Other industries, however, have much longer life-cycles. In the pharmaceutical arena, we all know the rate of attrition is astonishingly high and becoming higher as regulatory bodies set higher approval standards.  This is so despite the promise – now seen to be false – that combinatorial chemistry and the genomic revolution would provide a host of new targets and an infinite number of small molecules to test in a high throughput manner leading to new cures.

In both the small molecule and biotech fields, the approval process is long and arduous, with companies often having to change direction and even back a different horse as pre-clinical and clinical data are generated and analysed.

Now I’m not suggesting that one should wait until a product has cleared the regulatory hurdles before filing a patent application to protect against copying. Waiting does have its attractions since every day a patent is on file before the commercialization of a corresponding product is a day of patent term lost, subject of course to patent term extension, patent term adjustment and the like.

Waiting would be too risky for such a major product investment most of the time. The threat of being scooped by an earlier competitor patent, or a disclosure by a competitor or the undertaking and publishing of clinical trials negating patentable subject matter would be a very real concern, particularly in highly competitive areas. No, the base patent application needs to be filed early. But how early?
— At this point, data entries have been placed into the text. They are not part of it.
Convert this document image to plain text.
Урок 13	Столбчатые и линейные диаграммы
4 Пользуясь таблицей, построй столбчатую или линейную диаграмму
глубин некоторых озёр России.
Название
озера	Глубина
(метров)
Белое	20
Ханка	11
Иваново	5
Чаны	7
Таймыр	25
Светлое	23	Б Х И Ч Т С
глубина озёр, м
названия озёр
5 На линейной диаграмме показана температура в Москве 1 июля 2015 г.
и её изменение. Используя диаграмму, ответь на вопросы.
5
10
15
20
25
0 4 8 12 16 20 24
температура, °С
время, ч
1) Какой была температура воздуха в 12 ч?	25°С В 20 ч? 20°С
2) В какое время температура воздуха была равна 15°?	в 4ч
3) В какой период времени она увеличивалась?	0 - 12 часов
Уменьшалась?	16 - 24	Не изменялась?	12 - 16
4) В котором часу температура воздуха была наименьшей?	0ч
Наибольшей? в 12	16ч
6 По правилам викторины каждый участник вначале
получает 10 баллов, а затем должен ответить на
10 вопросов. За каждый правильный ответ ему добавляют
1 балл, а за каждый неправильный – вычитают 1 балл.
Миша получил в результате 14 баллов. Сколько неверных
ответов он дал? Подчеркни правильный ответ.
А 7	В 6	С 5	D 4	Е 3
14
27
Conventional wisdom is to file as soon as some data is available, even in vitro data, using a single or multiple provisional filings of varying scope and exemplification, and make a decision at the 12 month convention date about how to proceed.

No problem there: I have recommended and followed that tactic successfully for close on 30 years. The issue is that one is often not much closer at the convention deadline to knowing the real value of a pharmaceutical invention and the tendency is to progress a convention filing rather than take any risk of being scooped.

This is where great communication between the IP team and senior management is critical. An attorney would never make the autonomous decision to abandon and refile, and middle management would be foolish to do the same. But that may be the best decision to take depending on a whole range of factors. The patent highway is littered with prior art, developed by a patentee, colliding with a patented invention of key value.

If the circumstances are such that refiling or even holding back a filing until more information is available on a product or product series is the best course of action, then this is a decision for senior management, with full knowledge of the benefits and risks clearly communicated by the patent attorney.

Another reason to consider delaying is that the invention may have very limited support, possibly resulting in no patent or a patent with very limited scope. This could be devastating from a self-collision perspective with the doomsday scenario of a broad disclosure providing no effective protection for a compound of interest and no ability to claim the compound of interest in a later selection patent in view of the earlier disclosure.

A third reason to consider deferring filing is that the early publication of your invention will alert competitors to the area of interest. You may then be in a foot-race with competition to file an application covering compounds of particular interest.

Another important reason for considering delaying filing is that the base patent may be the only effective patent protection the patentee can obtain. Secondary patents, especially on formulations and salts, are highly vulnerable to attack and may not even be granted with any meaningful scope of protection if at all. So to file the base patent early and rely on a patent life-cycle management strategy of later secondary patents is a strategy that is successful in only limited cases.

Also, in view of best mode requirements and other considerations, the secondary patents may often be filed such that their term expires before the base patent plus patent term extension. Companies would do well to consider what strategies might be employed to not only give secondary patents the very best chance of being upheld in court, but also to enable their filing at a time that will lead to an effective extension of the term of protection for the marketed product.

This leads us into a contentious area of allowable and unacceptable use of IP under competition and anti-trust laws. That is a blog for another day, although if you have any thoughts or comments on that particular matter in relation to secondary patents please do ad your thoughts.

(This is number 9 in our list of IP mistakes and how to avoid them.)